I am a scientist who loves to cook because there are many similarities between working in a lab and cooking in a kitchen. I love to share my cooking experience with you and to inspire others to cook.

Monday, April 23, 2012

Cantaluope with Translucent Sago and Fragrant Coconut Syrup

This is one of my favorite desserts of all time. No surprise, it involves coconut milk. It is a refreshing yet rich dessert that is commonly consumed as a drink. A certain restaurant in New York City has perfected this dessert in an item on their menu called "Frozen Banana Tapioca" and I have been determine to revisit my childhood memory and to recreate that dish with my own interpretation.

Cantaloupe/Honey Dew/Papaya - 1 small fruit is more than enough
A bag of sago
Sugar (for making the syrup)
1 can of coconut cream

Each of the ingredient in this dessert needs to be prepared separately for assembly later.


A) Fruits  - cut into small pieces and refrigerate
B) Sago - cook until translucent.
C) Syrup - Boil approximately 2-3 cups of water. Add sugar until the syrup attains your preferred sweetness. Chill the syrup in the refrigerator.

1) Mix coconut cream with the syrup. I would start with a 1:1 ratio of coconut cream and syrup. There is a lot of freedom on how you much of each to use. It all depends on your taste and preference.
2) Lay the fruits at the bottom of a bowl, add the sago over the top and drizzle the coconut syrup.

It is that simple, isnt it?

Fresh fruit, the fragrance of coconut, the sweetness of the syrup and the soft texture of Sago. It dun't get any better than this. You can definitely use other fruits such as honeydew, papaya, watermelon, all kinds of berries and even banana.

Sunday, April 15, 2012

Braised Pork Belly with Preserved Vegetable

This is one of those dishes that I categorized under the title "Classic Mom's dishes".  I would ask my mom to make this dish whenever I get the opportunity, which is rare. I am a blessed with a mother who cooks really well and extremely blessed to have my mother sojourning at my place for a short term.

We finally made it to Chinatown to buy the necessary ingredients to make this dish:

Braised Pork Belly with Salted Dried Vegetable.

So what is this Preserved Vegetable? In Mandarin, it is called 梅菜。 As the name suggested, vegetables (usually some kind of mustard) are salted and dried under the sun.
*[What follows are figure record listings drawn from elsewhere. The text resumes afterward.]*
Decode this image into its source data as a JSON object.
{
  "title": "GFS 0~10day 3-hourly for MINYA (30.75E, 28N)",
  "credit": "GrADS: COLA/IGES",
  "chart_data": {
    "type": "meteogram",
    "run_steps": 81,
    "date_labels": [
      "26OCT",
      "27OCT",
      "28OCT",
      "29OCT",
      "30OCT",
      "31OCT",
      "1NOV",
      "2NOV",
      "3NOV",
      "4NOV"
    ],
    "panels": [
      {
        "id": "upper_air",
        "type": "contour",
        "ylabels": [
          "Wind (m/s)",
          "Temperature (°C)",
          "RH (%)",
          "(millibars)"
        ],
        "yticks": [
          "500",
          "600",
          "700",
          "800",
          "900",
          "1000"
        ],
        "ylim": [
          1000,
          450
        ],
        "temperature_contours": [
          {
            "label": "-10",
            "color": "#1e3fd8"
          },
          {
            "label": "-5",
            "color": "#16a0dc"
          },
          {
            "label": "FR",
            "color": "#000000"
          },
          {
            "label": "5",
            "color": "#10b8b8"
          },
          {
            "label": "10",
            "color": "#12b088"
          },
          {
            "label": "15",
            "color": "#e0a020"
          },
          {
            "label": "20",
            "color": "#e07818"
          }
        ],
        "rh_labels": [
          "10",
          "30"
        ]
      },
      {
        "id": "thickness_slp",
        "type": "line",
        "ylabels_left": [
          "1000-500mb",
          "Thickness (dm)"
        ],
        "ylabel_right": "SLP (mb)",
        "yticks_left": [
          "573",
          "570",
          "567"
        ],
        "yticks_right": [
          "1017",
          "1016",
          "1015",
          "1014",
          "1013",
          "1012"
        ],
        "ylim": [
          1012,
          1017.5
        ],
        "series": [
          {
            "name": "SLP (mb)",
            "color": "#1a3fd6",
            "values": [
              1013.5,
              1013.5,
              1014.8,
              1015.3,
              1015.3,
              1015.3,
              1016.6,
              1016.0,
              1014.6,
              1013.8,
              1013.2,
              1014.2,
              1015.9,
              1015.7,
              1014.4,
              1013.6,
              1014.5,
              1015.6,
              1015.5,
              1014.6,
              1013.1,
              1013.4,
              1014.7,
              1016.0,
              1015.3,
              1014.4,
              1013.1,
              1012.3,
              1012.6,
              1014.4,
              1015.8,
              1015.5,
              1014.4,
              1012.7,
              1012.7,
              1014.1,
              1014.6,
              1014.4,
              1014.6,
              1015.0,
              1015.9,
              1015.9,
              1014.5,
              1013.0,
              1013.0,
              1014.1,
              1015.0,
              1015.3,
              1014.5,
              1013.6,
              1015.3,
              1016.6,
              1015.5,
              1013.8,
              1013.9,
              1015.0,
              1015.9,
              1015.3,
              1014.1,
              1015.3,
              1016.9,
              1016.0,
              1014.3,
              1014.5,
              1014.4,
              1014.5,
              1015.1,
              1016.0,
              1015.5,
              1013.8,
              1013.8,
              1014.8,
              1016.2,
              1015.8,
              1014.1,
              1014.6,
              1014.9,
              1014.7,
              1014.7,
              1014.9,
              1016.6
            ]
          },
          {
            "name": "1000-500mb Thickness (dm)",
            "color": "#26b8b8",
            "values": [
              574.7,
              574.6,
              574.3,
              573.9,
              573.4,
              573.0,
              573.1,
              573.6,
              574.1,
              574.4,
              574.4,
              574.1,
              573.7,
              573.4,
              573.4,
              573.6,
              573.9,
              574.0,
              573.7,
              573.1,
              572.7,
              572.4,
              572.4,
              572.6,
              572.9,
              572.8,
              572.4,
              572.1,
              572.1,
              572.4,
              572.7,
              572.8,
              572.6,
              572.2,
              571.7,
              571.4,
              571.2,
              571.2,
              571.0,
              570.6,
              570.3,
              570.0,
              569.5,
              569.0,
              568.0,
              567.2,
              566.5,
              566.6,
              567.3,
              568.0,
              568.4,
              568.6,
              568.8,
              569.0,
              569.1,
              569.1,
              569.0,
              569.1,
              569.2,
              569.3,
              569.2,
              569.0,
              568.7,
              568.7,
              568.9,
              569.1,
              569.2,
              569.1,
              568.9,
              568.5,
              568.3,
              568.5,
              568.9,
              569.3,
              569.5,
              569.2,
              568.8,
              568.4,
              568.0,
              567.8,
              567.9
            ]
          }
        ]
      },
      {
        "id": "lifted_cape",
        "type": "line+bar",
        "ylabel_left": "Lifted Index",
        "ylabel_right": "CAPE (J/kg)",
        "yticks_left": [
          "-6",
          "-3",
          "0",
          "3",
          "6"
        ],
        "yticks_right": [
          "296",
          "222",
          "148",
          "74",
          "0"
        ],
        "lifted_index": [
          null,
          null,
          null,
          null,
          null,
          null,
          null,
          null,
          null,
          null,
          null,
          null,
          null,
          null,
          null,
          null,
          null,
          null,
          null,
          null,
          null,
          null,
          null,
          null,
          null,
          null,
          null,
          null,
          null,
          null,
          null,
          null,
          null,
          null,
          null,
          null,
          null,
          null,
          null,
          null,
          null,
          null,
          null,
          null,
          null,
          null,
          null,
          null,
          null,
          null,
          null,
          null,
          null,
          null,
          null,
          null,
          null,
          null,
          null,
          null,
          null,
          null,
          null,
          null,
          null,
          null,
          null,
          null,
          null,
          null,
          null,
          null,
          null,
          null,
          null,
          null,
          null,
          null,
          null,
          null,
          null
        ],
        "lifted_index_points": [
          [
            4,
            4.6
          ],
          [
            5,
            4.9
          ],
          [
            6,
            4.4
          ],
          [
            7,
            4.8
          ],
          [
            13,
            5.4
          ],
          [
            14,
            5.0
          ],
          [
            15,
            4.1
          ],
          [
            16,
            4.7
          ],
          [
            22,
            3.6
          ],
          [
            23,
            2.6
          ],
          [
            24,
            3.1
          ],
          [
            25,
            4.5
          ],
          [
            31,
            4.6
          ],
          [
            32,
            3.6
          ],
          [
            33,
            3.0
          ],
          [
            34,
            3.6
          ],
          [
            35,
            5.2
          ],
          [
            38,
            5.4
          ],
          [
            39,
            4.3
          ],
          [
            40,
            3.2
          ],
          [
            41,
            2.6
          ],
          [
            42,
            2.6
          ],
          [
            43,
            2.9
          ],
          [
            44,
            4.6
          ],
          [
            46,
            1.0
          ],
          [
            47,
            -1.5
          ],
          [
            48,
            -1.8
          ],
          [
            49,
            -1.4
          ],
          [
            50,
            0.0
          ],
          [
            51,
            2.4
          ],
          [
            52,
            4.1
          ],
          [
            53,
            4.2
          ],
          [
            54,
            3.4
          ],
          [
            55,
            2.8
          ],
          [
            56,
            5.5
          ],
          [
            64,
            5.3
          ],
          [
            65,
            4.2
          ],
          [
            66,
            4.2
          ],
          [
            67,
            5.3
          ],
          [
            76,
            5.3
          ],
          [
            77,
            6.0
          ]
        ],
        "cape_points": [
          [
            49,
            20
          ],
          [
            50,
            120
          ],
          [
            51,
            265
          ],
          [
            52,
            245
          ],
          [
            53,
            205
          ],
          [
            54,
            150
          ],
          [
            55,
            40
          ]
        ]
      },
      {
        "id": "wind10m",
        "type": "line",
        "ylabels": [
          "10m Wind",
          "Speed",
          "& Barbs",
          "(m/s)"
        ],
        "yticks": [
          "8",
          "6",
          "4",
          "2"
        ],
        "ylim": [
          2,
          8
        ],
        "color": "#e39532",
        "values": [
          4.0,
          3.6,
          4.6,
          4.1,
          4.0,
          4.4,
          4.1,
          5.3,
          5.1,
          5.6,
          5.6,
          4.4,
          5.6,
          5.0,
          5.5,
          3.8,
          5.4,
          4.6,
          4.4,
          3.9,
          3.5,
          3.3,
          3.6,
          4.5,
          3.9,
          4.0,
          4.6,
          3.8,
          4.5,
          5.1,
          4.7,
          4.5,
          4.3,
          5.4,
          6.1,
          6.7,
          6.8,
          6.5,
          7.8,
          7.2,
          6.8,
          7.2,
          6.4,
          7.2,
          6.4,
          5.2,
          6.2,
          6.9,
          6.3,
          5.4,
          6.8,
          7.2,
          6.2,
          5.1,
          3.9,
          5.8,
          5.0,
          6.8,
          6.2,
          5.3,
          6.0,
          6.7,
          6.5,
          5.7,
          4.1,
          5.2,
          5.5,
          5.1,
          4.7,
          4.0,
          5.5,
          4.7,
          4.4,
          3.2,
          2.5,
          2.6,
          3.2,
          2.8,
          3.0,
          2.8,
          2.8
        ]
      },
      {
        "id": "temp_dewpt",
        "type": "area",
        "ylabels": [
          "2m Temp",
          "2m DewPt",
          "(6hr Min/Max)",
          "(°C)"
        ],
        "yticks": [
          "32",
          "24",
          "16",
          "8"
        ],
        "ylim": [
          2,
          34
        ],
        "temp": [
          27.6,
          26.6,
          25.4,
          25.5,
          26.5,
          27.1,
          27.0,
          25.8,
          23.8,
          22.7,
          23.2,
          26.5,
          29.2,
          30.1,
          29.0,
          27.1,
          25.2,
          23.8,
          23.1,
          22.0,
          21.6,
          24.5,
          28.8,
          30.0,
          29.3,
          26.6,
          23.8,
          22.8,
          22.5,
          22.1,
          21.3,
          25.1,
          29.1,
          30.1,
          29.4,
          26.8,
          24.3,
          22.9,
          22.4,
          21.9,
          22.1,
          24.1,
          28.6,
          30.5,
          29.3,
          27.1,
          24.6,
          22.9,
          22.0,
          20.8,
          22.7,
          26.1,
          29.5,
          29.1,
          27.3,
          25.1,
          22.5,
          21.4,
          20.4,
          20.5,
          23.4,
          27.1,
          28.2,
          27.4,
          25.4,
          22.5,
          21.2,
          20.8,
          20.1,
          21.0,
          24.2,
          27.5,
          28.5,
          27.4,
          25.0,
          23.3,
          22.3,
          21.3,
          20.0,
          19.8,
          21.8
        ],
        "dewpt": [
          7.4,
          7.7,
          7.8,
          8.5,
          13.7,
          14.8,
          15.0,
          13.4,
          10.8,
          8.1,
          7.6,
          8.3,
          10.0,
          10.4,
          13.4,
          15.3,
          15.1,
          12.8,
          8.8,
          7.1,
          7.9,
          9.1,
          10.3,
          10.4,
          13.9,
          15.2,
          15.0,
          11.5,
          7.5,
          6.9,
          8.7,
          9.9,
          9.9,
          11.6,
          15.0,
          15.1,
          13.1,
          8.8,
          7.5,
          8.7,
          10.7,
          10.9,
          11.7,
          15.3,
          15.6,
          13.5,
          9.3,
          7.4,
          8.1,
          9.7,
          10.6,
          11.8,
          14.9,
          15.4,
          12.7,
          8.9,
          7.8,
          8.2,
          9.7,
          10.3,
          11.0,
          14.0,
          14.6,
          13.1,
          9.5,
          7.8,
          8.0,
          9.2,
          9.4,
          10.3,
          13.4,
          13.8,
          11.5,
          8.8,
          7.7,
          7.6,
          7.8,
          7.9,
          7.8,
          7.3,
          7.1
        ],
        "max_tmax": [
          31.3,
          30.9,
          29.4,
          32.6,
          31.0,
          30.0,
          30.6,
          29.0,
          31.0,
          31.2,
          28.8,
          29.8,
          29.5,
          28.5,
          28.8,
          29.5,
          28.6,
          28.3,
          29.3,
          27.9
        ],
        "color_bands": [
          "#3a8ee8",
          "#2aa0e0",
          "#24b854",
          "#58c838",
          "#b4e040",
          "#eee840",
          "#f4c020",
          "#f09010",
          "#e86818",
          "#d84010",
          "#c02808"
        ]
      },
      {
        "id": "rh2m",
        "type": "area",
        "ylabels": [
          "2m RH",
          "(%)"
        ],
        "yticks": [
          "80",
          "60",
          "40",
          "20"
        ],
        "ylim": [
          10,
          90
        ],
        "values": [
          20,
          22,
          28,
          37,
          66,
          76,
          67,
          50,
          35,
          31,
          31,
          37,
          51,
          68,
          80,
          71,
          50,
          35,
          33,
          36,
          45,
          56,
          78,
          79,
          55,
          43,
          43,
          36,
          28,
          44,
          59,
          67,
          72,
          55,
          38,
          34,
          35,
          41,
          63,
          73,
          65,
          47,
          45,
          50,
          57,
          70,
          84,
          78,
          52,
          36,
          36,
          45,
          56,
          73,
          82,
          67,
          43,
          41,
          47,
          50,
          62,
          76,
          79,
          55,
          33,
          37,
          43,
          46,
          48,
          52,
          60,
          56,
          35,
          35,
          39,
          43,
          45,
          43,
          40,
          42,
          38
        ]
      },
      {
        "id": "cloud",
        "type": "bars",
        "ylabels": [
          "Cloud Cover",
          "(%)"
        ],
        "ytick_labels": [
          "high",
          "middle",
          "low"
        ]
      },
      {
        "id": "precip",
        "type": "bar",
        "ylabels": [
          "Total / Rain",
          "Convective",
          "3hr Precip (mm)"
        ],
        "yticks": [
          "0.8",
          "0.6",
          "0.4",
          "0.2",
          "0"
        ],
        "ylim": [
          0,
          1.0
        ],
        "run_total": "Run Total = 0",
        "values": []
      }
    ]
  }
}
As in most regions with cold winter weather, vegetables are pickled/preserved so that there is vegetable on the dinner table during winter times.

Ingredients  (10 servings)

One bunch of preserved vegetable (about 1 lb)
Pork Belly (about 1.5 lb)
Pork Butt/Pork Shoulder (about 1 lb)

                                                                Preserved Vegetable


One whole garlic bulb
Two thumb-size ginger
half tablespoon salt
3 tablespoons light soy sauce,
3tablespoons dark soy sauce


All of the work in making this dish are in the preparation

1. Cut the meat into small chunks and boiled in water for 10 minutes to remove the grim.
2. Clean the preserved vegetable thoroughly and chopped into small pieces
3. Clean and remove excess dry skin from the garlic (leave it as a whole bulb)
4. Slice the ginger into thin slices

1. Combine the cooked pork, preserved vegetable and all the seasoning ingredients into a pot.
2. Add just enough water to cover the top of the meat/vegetable.
3. Turn the heat on high.
4. Once it starts boiling, lower the heat and simmer for 1-1.5 hours. Or until the meat is fully tenderized.
5. Seasoned with more salt if needed.

Imagine you are sitting outside an old quaint cottage in the village with your partner when the sun is setting. You basked in the residual warmth of the sun and enjoy a bowl of rustic stew. That's the only way I can describe the feeling of eating this dish.

If that's not pleasurable enough, treat yourself to a glass of homemade mint tea.